The Australian central bank, which this week opted to keep its cash benchmark unchanged at 1.75 percent following a cut in May, will stand pat as it tries to understand what the so-called neutral interest rate should be for the nation’s economy, according to Palghat, who co-founded Kapstream Capital Pty Ltd. and assists Bill Gross as a co-portfolio manager at Janus Capital Group Inc.’s Global Unconstrained Bond Fund.
“My guess is they’ll be on hold for the rest of the year, at least six-to-nine months, simply because they need to figure out the transmission mechanism of lower rates,” said Palghat, who oversees the equivalent of about $7.8 billion as chief investment officer at Kapstream, where his investments would benefit if Australian bonds extend the rally that sent 10-year yields to a record low this week.
Palghat’s view differs from the swaps market, which on Thursday was pricing in about 21 basis points of additional easing over the coming six months. While the RBA’s benchmark is still far above the European Central Bank and the Bank of Japan’s negative rates, such a reduction would take the RBA a step closer to the kind of unorthodox policies the Federal Reserve is currently struggling to escape from.
“The RBA doesn’t want to end up like the Fed or the ECB or Bank of Japan where you get to zero, get to QE and print money, because we know that from other countries that that experience hasn’t been all that great,” Palghat said in an interview on Wednesday in Sydney.
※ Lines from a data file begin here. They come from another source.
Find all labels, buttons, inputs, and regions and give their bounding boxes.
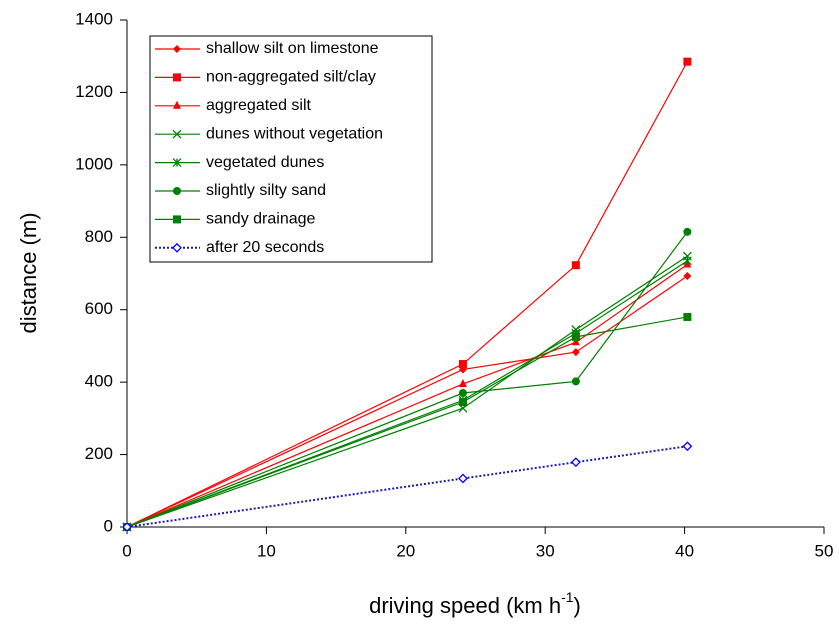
marker [458,398,467,407]
marker [571,261,580,270]
legend-marker [172,129,182,139]
marker [571,337,580,346]
legend-label: vegetated dunes [206,154,324,171]
legend-label: sandy drainage [206,211,316,228]
marker [571,332,580,341]
marker [683,272,692,281]
y-tick-label: 1200 [75,82,113,101]
legend-marker [173,215,181,224]
legend-label: aggregated silt [206,97,312,114]
series-line [126,231,688,528]
legend-label: non-aggregated silt/clay [206,69,376,86]
legend-marker [173,73,181,82]
marker [458,360,467,369]
marker [458,389,467,398]
marker [683,227,692,236]
x-tick-label: 20 [396,541,415,560]
x-tick-label: 0 [122,541,131,560]
marker [458,473,468,484]
marker [458,378,467,387]
y-tick-label: 800 [85,227,113,246]
series-line [126,275,688,528]
x-tick-label: 50 [815,541,834,560]
y-tick-label: 0 [104,516,113,535]
x-axis-title: driving speed (km h-1) [369,589,581,618]
y-tick-label: 400 [85,372,113,391]
x-axis-title-text: driving speed (km h [369,593,561,618]
x-axis-title-sup: -1 [561,589,574,605]
marker [683,312,692,321]
x-tick-label: 30 [536,541,555,560]
marker [571,377,580,386]
y-tick-label: 1000 [75,154,113,173]
x-tick-label: 10 [257,541,276,560]
x-tick-label: 40 [675,541,694,560]
marker [682,441,693,452]
legend-marker [173,187,181,195]
series-line [126,260,688,528]
y-tick-label: 200 [85,444,113,463]
series-line [126,61,688,528]
legend-marker [173,45,181,53]
legend-marker [172,158,182,168]
series-line [126,445,688,528]
marker [571,348,580,357]
legend-label: slightly silty sand [206,182,326,199]
marker [570,457,581,468]
series-line [126,316,688,528]
legend-box [149,35,433,263]
y-axis-title: distance (m) [16,212,41,333]
legend-label: shallow silt on limestone [206,40,379,57]
y-tick-label: 600 [85,299,113,318]
x-axis-title-end: ) [574,593,581,618]
legend-label: dunes without vegetation [206,125,383,142]
marker [682,256,692,266]
marker [683,57,692,66]
series-line [126,263,688,528]
marker [122,522,132,532]
y-tick-label: 1400 [75,9,113,28]
legend-label: after 20 seconds [206,239,324,256]
legend-marker [173,100,181,109]
legend-marker [172,242,182,253]
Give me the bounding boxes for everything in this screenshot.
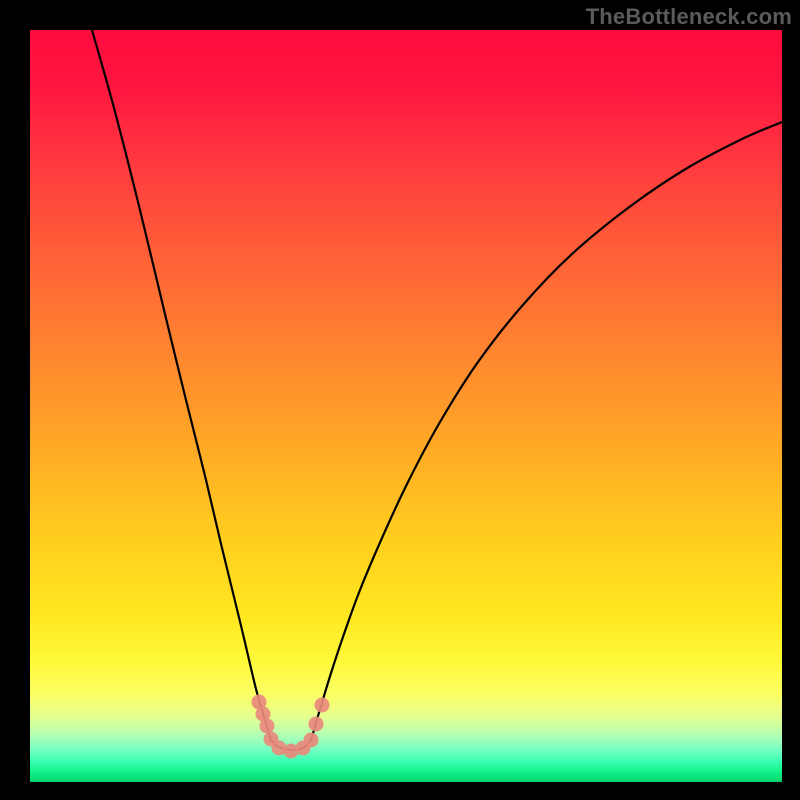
- marker-left: [260, 719, 275, 734]
- watermark-text: TheBottleneck.com: [586, 4, 792, 30]
- marker-right: [309, 717, 324, 732]
- plot-area: [30, 30, 782, 782]
- bottleneck-curve: [92, 30, 782, 750]
- marker-right: [304, 733, 319, 748]
- chart-container: TheBottleneck.com: [0, 0, 800, 800]
- marker-right: [315, 698, 330, 713]
- curve-overlay: [30, 30, 782, 782]
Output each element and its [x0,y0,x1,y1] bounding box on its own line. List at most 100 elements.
The U.S. central bank has so far failed to follow up its December increase with more tightening in 2016. While it will continue to test the waters, it probably won’t implement more than one increase before the end of this year, Palghat predicts.
Kapstream has been tied up with the Denver-based asset manager since July 2015, when Janus bought a majority stake in the Australian company and named Palghat to his role with Gross’s fund. Bangalore-born Palghat previously worked with Gross at Pacific Investment Management Co. before he set up Kapstream in 2006.
With uncertainty surrounding the outlook for U.S. monetary policy, China and the U.K. vote on European Union membership, external risks present the biggest challenge to the Australian central bank, according to Palghat.
He reckons that both the cash rate and credit spreads are “fair value” at current levels, although the risk is that the RBA benchmark will be lower rather than higher.
His Australian bond portfolio is currently long duration, or poised to benefit from a decrease in yields. He is also long U.S. duration, but has dialed back that bet as the Fed fuels uncertainty.
With further Australian easing already priced in by the market, the money manager says he’s steering clear of sovereign bonds and favoring securities that offer additional yield such as corporate bonds, bank paper and infrastructure debt. He also holds some notes issued by supranational organizations and Australian state governments for the liquidity that they provide.
“I don’t expect any credit contraction, I don’t expect the RBA to cut rates,” Palghat said. “It’s simply the assets. Any additional spread contraction or fall in rates is simply the icing on the cake.”